Will your biography be written in first-person or in third-person? A first-person biography (or autobiography) may be better equipped to connect with the reader on a personal level. A third-person biography, on the other hand, will appear more professional and formal, thus allowing it to be used in a broader range of settings.

Also, do you intend for your biography to be read as a unified whole or will it be broken into sections with headings for each? Separate sections with headings can make a longer biography much easier to read.

Prepare your outline.

Before you begin to actually write your biography^ prepare an outline of what will be included and in what order. This outline can serve as a guide as you write and will help ensure that you do not omit any essential components

The content you should include in your biography (and thus in your outline) depends on your audience, your intended message, and what information would be relevant to the reader.
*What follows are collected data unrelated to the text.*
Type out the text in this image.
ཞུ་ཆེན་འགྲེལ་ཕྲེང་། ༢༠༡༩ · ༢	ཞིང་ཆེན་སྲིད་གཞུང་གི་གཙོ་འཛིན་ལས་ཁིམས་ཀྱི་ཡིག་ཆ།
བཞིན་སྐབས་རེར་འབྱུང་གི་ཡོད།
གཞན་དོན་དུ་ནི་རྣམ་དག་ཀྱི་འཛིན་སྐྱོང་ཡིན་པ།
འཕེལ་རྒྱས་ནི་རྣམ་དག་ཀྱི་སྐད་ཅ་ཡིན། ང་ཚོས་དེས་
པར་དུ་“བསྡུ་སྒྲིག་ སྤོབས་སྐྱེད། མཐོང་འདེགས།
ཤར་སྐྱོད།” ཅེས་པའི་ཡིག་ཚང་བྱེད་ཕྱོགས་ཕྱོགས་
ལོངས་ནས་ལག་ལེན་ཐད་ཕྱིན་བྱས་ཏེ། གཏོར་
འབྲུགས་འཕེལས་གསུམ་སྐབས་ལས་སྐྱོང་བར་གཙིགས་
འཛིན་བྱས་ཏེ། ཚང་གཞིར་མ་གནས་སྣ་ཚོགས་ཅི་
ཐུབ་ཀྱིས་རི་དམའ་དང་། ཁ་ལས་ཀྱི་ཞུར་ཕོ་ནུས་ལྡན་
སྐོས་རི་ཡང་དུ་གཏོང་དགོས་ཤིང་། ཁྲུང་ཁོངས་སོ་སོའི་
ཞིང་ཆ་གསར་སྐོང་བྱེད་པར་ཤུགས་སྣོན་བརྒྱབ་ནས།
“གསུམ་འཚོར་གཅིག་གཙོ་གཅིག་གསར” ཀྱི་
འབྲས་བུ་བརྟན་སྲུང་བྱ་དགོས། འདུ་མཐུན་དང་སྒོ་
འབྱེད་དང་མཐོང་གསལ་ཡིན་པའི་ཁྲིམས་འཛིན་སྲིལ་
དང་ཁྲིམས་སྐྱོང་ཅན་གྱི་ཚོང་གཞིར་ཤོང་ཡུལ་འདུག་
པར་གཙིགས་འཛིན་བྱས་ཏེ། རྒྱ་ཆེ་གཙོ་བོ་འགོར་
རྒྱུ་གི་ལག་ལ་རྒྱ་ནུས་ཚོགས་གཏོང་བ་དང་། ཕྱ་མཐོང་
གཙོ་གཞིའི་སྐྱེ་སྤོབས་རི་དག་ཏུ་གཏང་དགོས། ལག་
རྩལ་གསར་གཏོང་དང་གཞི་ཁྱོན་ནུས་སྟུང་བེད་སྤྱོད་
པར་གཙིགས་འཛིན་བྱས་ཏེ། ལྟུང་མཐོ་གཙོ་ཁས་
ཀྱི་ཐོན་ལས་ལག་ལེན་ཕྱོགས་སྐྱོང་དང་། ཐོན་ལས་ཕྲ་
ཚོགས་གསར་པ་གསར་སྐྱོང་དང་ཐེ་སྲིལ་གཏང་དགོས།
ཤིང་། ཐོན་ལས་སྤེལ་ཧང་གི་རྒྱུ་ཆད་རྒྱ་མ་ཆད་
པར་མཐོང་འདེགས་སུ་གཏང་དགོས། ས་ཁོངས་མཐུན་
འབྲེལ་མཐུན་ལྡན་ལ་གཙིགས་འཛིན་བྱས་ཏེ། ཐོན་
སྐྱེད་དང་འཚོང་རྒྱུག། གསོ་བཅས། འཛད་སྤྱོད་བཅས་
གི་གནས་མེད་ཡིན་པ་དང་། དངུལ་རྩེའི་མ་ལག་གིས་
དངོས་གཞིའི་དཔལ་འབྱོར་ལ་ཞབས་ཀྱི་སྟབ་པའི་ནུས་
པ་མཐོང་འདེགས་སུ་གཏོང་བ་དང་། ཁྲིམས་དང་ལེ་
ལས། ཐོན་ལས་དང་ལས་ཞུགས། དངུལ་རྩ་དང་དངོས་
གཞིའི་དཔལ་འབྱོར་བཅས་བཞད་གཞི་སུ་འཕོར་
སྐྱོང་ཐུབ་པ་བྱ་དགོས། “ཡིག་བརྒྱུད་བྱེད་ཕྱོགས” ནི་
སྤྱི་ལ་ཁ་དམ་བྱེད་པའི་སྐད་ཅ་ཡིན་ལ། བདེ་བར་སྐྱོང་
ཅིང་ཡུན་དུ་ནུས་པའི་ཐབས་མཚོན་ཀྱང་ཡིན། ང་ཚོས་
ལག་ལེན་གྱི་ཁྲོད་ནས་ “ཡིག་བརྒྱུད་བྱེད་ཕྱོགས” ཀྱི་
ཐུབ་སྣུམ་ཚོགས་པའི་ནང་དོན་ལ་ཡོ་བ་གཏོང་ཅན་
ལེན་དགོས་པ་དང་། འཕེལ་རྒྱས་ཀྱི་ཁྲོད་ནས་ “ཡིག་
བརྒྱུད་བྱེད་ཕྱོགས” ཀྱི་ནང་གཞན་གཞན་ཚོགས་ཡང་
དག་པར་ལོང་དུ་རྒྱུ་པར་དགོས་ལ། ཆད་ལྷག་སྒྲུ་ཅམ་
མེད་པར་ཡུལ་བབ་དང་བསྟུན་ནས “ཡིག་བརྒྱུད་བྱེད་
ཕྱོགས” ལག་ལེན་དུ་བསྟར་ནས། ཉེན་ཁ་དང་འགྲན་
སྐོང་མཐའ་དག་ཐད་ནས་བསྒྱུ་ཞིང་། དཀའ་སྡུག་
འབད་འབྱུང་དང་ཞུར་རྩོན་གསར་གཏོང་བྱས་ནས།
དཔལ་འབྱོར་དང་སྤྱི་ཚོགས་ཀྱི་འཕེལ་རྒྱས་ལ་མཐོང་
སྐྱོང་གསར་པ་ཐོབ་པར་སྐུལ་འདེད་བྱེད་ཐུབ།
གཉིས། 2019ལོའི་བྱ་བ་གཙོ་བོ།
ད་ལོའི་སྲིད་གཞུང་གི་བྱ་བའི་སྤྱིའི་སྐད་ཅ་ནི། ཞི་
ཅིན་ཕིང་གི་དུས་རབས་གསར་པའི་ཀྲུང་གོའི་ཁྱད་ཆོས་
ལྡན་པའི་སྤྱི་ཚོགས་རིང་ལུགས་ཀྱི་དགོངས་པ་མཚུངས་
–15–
Include personal information.

At or near the beginning, a biography written in third-person should include your full name (or nickname). After you have used your full name once, you can decide how to refer to yourself for the remainder of the article. Will you refer to yourself with your first name or last name? If you are writing in first-person, your name should be included in the title and/or signature line.

You can mention where you were bom and raised, plus any obstacles you had to overcome to get to where you are today. When talking about struggles, though, be careful to keep the overall tone positive and inspiring.

You may choose to discuss your personal mission or vision, your defining moment in life, as well as any hobbies. Keep in mind that, while this content might round out your image in a longer biography, it may be irrelevant in a shorter biography. In a shorter biography, you would be wise to stick to the basics.

Though it is your biography and not theirs, a brief mention of family members may also be warranted. This will help to humanize you to the reader. However, unless you are an athlete, actor, or dancer, it is unlikely that you will need to include such details as your height and weight.

List educational achievements.

Any degrees, certificates, or diplomas earned that are pertinent to your field can be mentioned in your biography. If the complete list would read like a shopping list, select the two or three that are most important to your area of specialty and restrict your biography to those. You can mention these achievements in paragraph form or you can choose to use bullet points.

Cite professional accomplishments.

Including a balance of early and recent accomplishments. If you have a good track record, talk about your years of experience. If appropriate, you may choose to identify some of your major clients. Again, bullet points may be appropriate to list these accomplishments.